CMS discusses how Prior Auth for surgeries would work (p. 695ff).  Authorization would not be binding on the contractor if later medical review found the services unnecessary.  Getting prior auth would, however, be binding on the surgeon/hospital for any of the listed CPT codes.  Surgeons would be exempt if they have a 90% pass rate.  "CMS or its contractor will review a prior authorization request for compliance with applicable Medicare coverage, coding, and payment rules (new regs proposed at 42 CFR 419.82)."  This suggest MACs might have to have LCDs or articles published for all the codes, to furnish a review standard.  CMS simply states that prior auth cases must provide all documentation necessary to determine compliance on a case by case basis - it would also be hard to submit this without a published guidance.  CMS would give itself 10 days to turn around P.A.  documents.  Upon a denial, a provider may resubmit.   Associated services (e.g. anesthesiology) would also be deniable.  

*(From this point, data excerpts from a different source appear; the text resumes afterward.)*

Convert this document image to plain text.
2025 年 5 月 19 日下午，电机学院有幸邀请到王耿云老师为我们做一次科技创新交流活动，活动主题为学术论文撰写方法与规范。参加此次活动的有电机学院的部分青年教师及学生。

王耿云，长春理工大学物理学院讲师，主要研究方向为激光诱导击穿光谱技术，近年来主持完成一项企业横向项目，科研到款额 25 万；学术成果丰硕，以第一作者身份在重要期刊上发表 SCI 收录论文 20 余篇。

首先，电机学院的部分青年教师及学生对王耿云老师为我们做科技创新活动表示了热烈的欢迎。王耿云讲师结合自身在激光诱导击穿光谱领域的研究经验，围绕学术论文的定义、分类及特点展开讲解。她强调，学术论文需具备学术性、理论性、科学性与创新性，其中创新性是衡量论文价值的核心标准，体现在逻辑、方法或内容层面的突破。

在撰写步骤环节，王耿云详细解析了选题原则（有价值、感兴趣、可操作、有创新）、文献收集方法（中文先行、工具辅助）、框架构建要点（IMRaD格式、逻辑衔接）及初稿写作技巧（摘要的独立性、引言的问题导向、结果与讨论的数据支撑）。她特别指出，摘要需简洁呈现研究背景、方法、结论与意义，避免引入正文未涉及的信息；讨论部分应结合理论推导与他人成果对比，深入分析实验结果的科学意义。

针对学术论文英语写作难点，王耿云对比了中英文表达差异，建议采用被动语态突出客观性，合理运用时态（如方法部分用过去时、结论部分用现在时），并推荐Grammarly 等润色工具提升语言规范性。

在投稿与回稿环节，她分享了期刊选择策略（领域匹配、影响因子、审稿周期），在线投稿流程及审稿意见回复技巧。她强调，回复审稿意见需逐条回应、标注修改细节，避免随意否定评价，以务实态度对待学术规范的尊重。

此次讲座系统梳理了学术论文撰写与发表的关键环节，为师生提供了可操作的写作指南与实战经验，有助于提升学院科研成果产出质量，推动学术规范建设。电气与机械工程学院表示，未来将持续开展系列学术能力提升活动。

Data for which US surgeons were top providers of these services would be available by name and address (sorted by CPT code) in a public Medicare database updated through 2017 (here).  CMS makes this download easy, by providing all the relevant CPT codes in Table 38.   AMA and CMS data for 2017 indicate about 2400 cases of the basic panniculectomy code 15830.  However, when I checked that 2017 Part B data for codes 15830, 15847, 15877, there were only a handful of surgeons providing each, collectively having done about 100 cases for 15830, and typically 10-20 per surgeon (this database doesn't show surgeons with <10 cases of any given code).   I may be missing something, but otherwise the 2300 cases must be largely provided by surgeons with <10 Medicare cases per surgeon.